Incorporate data center micro-segmentation by separating data centers into zones that are even more compact than the network segments.
8) Establish a data classification program that establishes micro-segments and multiple levels of data center authorization based on the user, the device, and the location of the data storage facility.
To keep the network segmentation project on track, it is necessary to establish a separate program management office as well as an architecture management office.
Tenth, establish an organizational change management department to ensure that end users are informed and engaged, as well as to build strategies, plans, and tactics that will garner stakeholder acceptance.
Businesses should take further precautions to mitigate the threats posed by ransomware, in addition to segmenting and segregating their network infrastructures.
Organizations should make regular backups of their networks and data to ensure that they can recover quickly if a ransomware assault is successful.
‘If you don’t have good backups, then you’re either going to have to rebuild everything from scratch or you’re going to suffer a tremendous genuine loss of data,’ says Hayes.
Additionally, personnel should be educated on how to identify spearphishing emails and ransomware assaults, among other things. According to Bartholomew, “If your users are aware of what ransomware does, what it looks like, and how it works, you can train them to spot ransomware ahead of time and limit the risk.”

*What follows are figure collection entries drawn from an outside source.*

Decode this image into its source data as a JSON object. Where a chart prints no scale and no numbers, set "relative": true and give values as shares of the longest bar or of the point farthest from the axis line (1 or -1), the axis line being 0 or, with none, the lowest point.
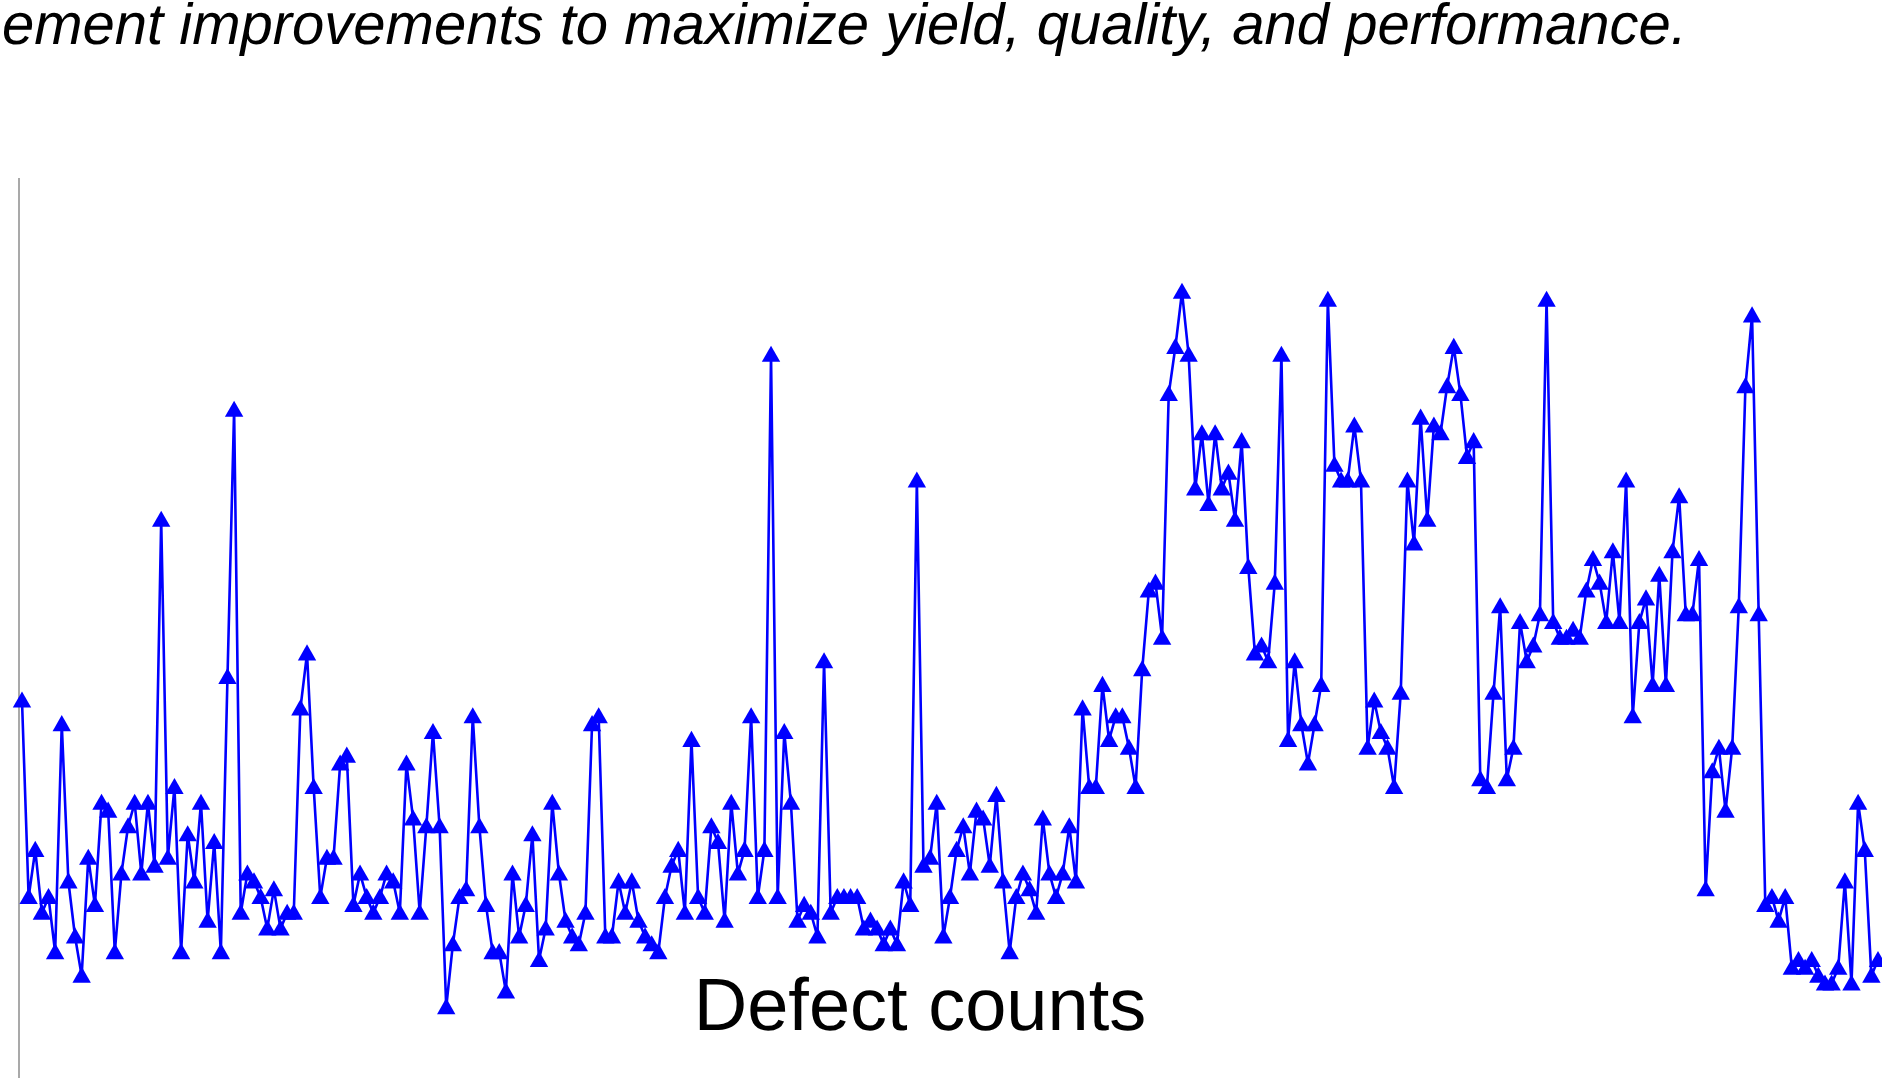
{
  "chart_data": {
    "type": "line",
    "title": "ement improvements to maximize yield, quality, and performance.",
    "annotations": [
      "Defect counts"
    ],
    "relative": true,
    "marker": "triangle",
    "categories": [
      null,
      null,
      null,
      null,
      null,
      null,
      null,
      null,
      null,
      null,
      null,
      null,
      null,
      null,
      null,
      null,
      null,
      null,
      null,
      null,
      null,
      null,
      null,
      null,
      null,
      null,
      null,
      null,
      null,
      null,
      null,
      null,
      null,
      null,
      null,
      null,
      null,
      null,
      null,
      null,
      null,
      null,
      null,
      null,
      null,
      null,
      null,
      null,
      null,
      null,
      null,
      null,
      null,
      null,
      null,
      null,
      null,
      null,
      null,
      null,
      null,
      null,
      null,
      null,
      null,
      null,
      null,
      null,
      null,
      null,
      null,
      null,
      null,
      null,
      null,
      null,
      null,
      null,
      null,
      null,
      null,
      null,
      null,
      null,
      null,
      null,
      null,
      null,
      null,
      null,
      null,
      null,
      null,
      null,
      null,
      null,
      null,
      null,
      null,
      null,
      null,
      null,
      null,
      null,
      null,
      null,
      null,
      null,
      null,
      null,
      null,
      null,
      null,
      null,
      null,
      null,
      null,
      null,
      null,
      null,
      null,
      null,
      null,
      null,
      null,
      null,
      null,
      null,
      null,
      null,
      null,
      null,
      null,
      null,
      null,
      null,
      null,
      null,
      null,
      null,
      null,
      null,
      null,
      null,
      null,
      null,
      null,
      null,
      null,
      null,
      null,
      null,
      null,
      null,
      null,
      null,
      null,
      null,
      null,
      null,
      null,
      null,
      null,
      null,
      null,
      null,
      null,
      null,
      null,
      null,
      null,
      null,
      null,
      null,
      null,
      null,
      null,
      null,
      null,
      null,
      null,
      null,
      null,
      null,
      null,
      null,
      null,
      null,
      null,
      null,
      null,
      null,
      null,
      null,
      null,
      null,
      null,
      null,
      null,
      null,
      null,
      null,
      null,
      null,
      null,
      null,
      null,
      null,
      null,
      null,
      null,
      null,
      null,
      null,
      null,
      null,
      null,
      null,
      null,
      null,
      null,
      null,
      null,
      null,
      null,
      null,
      null,
      null,
      null,
      null,
      null,
      null,
      null,
      null,
      null,
      null,
      null,
      null,
      null,
      null,
      null,
      null,
      null,
      null,
      null,
      null,
      null,
      null,
      null,
      null,
      null,
      null,
      null,
      null,
      null,
      null,
      null,
      null,
      null,
      null,
      null,
      null,
      null,
      null,
      null,
      null,
      null,
      null,
      null,
      null,
      null,
      null,
      null,
      null,
      null,
      null,
      null,
      null,
      null,
      null,
      null
    ],
    "series": [
      {
        "color": "#0000ff",
        "values": [
          0.48,
          0.23,
          0.29,
          0.21,
          0.23,
          0.16,
          0.45,
          0.25,
          0.18,
          0.13,
          0.28,
          0.22,
          0.35,
          0.34,
          0.16,
          0.26,
          0.32,
          0.35,
          0.26,
          0.35,
          0.27,
          0.71,
          0.28,
          0.37,
          0.16,
          0.31,
          0.25,
          0.35,
          0.2,
          0.3,
          0.16,
          0.51,
          0.85,
          0.21,
          0.26,
          0.25,
          0.23,
          0.19,
          0.24,
          0.19,
          0.21,
          0.21,
          0.47,
          0.54,
          0.37,
          0.23,
          0.28,
          0.28,
          0.4,
          0.41,
          0.22,
          0.26,
          0.23,
          0.21,
          0.23,
          0.26,
          0.25,
          0.21,
          0.4,
          0.33,
          0.21,
          0.32,
          0.44,
          0.32,
          0.09,
          0.17,
          0.23,
          0.24,
          0.46,
          0.32,
          0.22,
          0.16,
          0.16,
          0.11,
          0.26,
          0.18,
          0.22,
          0.31,
          0.15,
          0.19,
          0.35,
          0.26,
          0.2,
          0.18,
          0.17,
          0.21,
          0.45,
          0.46,
          0.18,
          0.18,
          0.25,
          0.21,
          0.25,
          0.2,
          0.18,
          0.17,
          0.16,
          0.23,
          0.27,
          0.29,
          0.21,
          0.43,
          0.23,
          0.21,
          0.32,
          0.3,
          0.2,
          0.35,
          0.26,
          0.29,
          0.46,
          0.23,
          0.29,
          0.92,
          0.23,
          0.44,
          0.35,
          0.2,
          0.22,
          0.21,
          0.18,
          0.53,
          0.21,
          0.23,
          0.23,
          0.23,
          0.23,
          0.19,
          0.2,
          0.19,
          0.17,
          0.19,
          0.17,
          0.25,
          0.22,
          0.76,
          0.27,
          0.28,
          0.35,
          0.18,
          0.23,
          0.29,
          0.32,
          0.26,
          0.34,
          0.33,
          0.27,
          0.36,
          0.25,
          0.16,
          0.23,
          0.26,
          0.24,
          0.21,
          0.33,
          0.26,
          0.23,
          0.26,
          0.32,
          0.25,
          0.47,
          0.37,
          0.37,
          0.5,
          0.43,
          0.46,
          0.46,
          0.42,
          0.37,
          0.52,
          0.62,
          0.63,
          0.56,
          0.87,
          0.93,
          1.0,
          0.92,
          0.75,
          0.82,
          0.73,
          0.82,
          0.75,
          0.77,
          0.71,
          0.81,
          0.65,
          0.54,
          0.55,
          0.53,
          0.63,
          0.92,
          0.43,
          0.53,
          0.45,
          0.4,
          0.45,
          0.5,
          0.99,
          0.78,
          0.76,
          0.76,
          0.83,
          0.76,
          0.42,
          0.48,
          0.44,
          0.42,
          0.37,
          0.49,
          0.76,
          0.68,
          0.84,
          0.71,
          0.83,
          0.82,
          0.88,
          0.93,
          0.87,
          0.79,
          0.81,
          0.38,
          0.37,
          0.49,
          0.6,
          0.38,
          0.42,
          0.58,
          0.53,
          0.55,
          0.59,
          0.99,
          0.58,
          0.56,
          0.56,
          0.57,
          0.56,
          0.62,
          0.66,
          0.63,
          0.58,
          0.67,
          0.58,
          0.76,
          0.46,
          0.58,
          0.61,
          0.5,
          0.64,
          0.5,
          0.67,
          0.74,
          0.59,
          0.59,
          0.66,
          0.24,
          0.39,
          0.42,
          0.34,
          0.42,
          0.6,
          0.88,
          0.97,
          0.59,
          0.22,
          0.23,
          0.2,
          0.23,
          0.14,
          0.15,
          0.14,
          0.15,
          0.13,
          0.12,
          0.12,
          0.14,
          0.25,
          0.12,
          0.35,
          0.29,
          0.13,
          0.15
        ]
      }
    ]
  }
}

Organizations must ensure that they do regular vulnerability patching, deploy antivirus software, and adhere to best practices in cybersecurity hygiene to avoid falling victim to cyberattacks. In addition to patching and vulnerability management, Convey underlined the importance of training your employees, employing good email filters to prevent some of the nasty material from getting in, and maintaining up-to-date antivirus software.
Even though ransomware will continue to constitute a danger to healthcare companies for the foreseeable future, there are steps that businesses can take to prevent ransomware from infecting their systems and to mitigate the damage if an assault does succeed initially.
Network segregation and segmentation are two solutions that healthcare organizations should consider using to reduce the dangers associated with ransomware infections. Even though they are difficult and expensive, they will safeguard enterprises from the expenses, system and reputation damage, and patient risk that will result from a successful ransomware assault.